In September of this year, we launched Cleanshelf to help high-growth businesses better manage and optimize their software spend. We’re excited to tell you about it; but first, a bit of context.
Software-as-a-Service applications have had an inarguably positive impact on the way we work, and their inherent flexibility is a big driver of their success. A lot has been written about the consumerization of the enterprise, and the impact this has had on how software is bought and how it’s designed. B2B SaaS vendors must now continuously improve their products to keep their customers happy, without the long-term lock-in that traditional software vendors benefitted from for many years. As a result, companies using B2B software now enjoy greater purchasing flexibility and much-improved user experiences.
However, this modern way of selling and delivering software has brought with it a new set of challenges – and costs – to the same businesses that benefit from its flexibility. And, the consequences are real; software spend is one of the top expense categories for a high-growth business and also one of the most difficult to manage. $50 per user per month may sound inconsequential, but when you add that up across 50+ tools and dozens/hundreds/thousands of employees the cost implications of unused software become clear.
Before we go further, let’s first explore a few important facts:
1. SaaS is growing like a weed, and becoming more specialized
Enterprise SaaS adoption is growing tremendously - according to the Skyhigh Networks’ latest Cloud Adoption and Risk Report, the number of cloud services used by the average enterprise company has more than doubled in the past 2 years. Not only is SaaS growing as a whole, but it’s becoming increasingly specialized, which has landed us in the age of the “stack.” Take, for example, the sales organization of a B2B software company. Five years ago, a salesperson’s software stack likely consisted of Outlook and Salesforce, full stop. Fast forward to today, and that same salesperson has 10 different tools at her disposal, each designed to manage a specific micro-step of her sales process.* The number of tools and vendor relationships an organization needs to manage has grown exponentially.

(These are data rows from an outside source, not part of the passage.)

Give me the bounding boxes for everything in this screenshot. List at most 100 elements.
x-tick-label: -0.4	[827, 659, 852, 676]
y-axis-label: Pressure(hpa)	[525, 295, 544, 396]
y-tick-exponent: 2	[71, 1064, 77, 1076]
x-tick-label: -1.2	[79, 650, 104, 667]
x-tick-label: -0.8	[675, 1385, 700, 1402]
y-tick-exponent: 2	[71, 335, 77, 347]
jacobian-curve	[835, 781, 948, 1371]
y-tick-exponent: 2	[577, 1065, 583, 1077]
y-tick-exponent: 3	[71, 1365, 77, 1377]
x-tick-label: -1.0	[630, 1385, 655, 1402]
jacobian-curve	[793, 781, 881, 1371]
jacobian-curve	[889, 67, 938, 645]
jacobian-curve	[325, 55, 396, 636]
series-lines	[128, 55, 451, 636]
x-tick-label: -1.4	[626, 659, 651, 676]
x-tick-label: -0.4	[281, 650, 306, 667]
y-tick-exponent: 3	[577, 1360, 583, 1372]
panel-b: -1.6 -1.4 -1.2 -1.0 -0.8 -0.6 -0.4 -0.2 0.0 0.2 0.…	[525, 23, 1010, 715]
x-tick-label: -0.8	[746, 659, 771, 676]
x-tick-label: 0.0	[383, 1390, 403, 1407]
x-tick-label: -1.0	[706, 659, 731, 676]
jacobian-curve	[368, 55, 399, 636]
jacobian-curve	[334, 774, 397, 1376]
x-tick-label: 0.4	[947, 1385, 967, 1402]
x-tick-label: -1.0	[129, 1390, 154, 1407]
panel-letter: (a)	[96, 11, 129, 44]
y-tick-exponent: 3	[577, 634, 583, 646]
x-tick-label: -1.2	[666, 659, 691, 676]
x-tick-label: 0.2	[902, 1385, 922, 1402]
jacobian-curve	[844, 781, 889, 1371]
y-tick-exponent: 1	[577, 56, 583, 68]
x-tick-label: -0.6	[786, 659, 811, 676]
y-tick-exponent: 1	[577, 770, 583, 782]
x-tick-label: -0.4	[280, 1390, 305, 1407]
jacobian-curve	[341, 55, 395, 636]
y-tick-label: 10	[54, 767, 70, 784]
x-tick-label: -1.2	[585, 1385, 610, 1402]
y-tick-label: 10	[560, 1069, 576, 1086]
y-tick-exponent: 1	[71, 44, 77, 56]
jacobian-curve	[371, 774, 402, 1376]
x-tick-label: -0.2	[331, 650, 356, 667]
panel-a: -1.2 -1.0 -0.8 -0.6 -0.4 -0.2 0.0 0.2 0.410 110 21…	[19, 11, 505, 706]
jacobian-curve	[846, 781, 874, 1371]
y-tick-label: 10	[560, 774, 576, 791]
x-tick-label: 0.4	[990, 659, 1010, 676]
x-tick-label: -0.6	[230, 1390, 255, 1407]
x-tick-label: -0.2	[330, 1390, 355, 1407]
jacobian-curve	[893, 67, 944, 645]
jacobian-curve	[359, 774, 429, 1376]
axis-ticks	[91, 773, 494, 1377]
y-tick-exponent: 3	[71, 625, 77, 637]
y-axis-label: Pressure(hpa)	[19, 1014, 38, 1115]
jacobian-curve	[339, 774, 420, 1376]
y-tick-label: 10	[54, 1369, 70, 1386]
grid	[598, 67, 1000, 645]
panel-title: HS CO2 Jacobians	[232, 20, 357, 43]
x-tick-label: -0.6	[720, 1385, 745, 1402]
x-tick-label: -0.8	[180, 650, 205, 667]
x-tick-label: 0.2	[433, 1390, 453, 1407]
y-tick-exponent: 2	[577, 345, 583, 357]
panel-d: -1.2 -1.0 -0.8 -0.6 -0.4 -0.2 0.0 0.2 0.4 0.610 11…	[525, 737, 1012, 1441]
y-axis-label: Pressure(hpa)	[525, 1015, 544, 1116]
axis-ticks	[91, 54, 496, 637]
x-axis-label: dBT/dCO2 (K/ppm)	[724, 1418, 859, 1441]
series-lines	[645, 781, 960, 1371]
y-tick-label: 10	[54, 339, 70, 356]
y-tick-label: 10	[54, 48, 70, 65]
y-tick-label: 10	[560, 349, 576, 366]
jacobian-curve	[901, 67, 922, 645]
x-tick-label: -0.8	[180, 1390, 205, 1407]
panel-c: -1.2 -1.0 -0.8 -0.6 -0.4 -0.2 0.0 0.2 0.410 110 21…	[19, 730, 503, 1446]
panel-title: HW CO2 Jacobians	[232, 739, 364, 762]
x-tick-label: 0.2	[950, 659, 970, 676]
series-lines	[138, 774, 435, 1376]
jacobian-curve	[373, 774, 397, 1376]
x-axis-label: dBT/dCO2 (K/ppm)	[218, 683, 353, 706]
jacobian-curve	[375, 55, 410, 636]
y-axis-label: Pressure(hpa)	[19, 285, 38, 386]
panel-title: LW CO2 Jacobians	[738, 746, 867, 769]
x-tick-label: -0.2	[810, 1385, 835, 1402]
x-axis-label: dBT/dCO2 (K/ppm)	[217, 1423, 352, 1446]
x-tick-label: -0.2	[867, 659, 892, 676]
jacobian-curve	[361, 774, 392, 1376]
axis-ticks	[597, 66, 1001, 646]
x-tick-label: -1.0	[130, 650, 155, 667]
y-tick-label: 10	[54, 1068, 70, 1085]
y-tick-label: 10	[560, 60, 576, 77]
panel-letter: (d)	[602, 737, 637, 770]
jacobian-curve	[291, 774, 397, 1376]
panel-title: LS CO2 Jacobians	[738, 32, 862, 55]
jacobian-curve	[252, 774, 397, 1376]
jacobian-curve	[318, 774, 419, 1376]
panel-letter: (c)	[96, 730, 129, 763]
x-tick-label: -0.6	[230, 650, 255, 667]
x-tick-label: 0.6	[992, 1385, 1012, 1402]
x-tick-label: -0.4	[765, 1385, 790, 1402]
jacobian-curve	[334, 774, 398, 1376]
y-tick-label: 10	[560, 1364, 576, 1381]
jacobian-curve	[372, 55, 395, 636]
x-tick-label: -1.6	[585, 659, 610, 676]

2. The SaaS purchasing process is decentralized
In the old days – that is, more than a couple years ago – nearly all software was purchased by a centralized IT/Finance/Procurement function. Not only was this group charged with keeping vendor costs down, but it also had visibility into the entire organization. Fast-forward to today, and anyone with a credit card in his pocket can buy the next tool that promises to help him perform his job better/faster. According to IBM/Gartner, 70% of SaaS purchases in the enterprise are made by the individual business unit. In high-growth, venture-backed companies this figure is likely closer to 100%. Moreover, it’s not uncommon for a company to have multiple contracts with a single software vendor, each negotiated and managed by a different department, resulting in missed opportunities for bulk discounts (not to mention causing massive headaches for the accounting folks that need to record all of this on the books). Getting the right software into employees’ hands quickly is a good thing; but this decentralized buying dynamic makes it increasingly difficult to manage the entire organization’s software assets, especially since personnel and business needs change often.
3. The SaaS purchasing dynamic makes it difficult to keep track of spend and usage
Unlike other major expense categories for an organization (e.g., payroll or rent) software expenses are spread across hundreds of transactions per month and dozens of lines in a company’s P&L. The result? Purchases are made on personal expense reports where that detail may not show up in the general ledger; LinkedIn Sales Navigator shows up as Recruiting expense. Unless you have stellar bookkeeping, which most high-growth businesses do not, tracking software spend using traditional accounting software is extremely difficult. Rarely is there a record of approvals or a repository of which licenses belong to which employees. More importantly, it is nearly impossible for an organization to understand the implied ROI it is getting on this software spend. Are we using all of the licenses we’ve purchased? Is this particular tool actually helping our employees do their jobs better and faster? Do we really need the Platinum Plan, when we’re only using the benefits of the Silver Plan? Did we ever cancel the Adobe license for Mike, the graphic designer who left 10 months ago?? These questions remain unanswered. In part, because finding the answer and addressing the issue requires a wild-goose-chase that most finance teams of high-growth business don’t have the time and resources to pursue.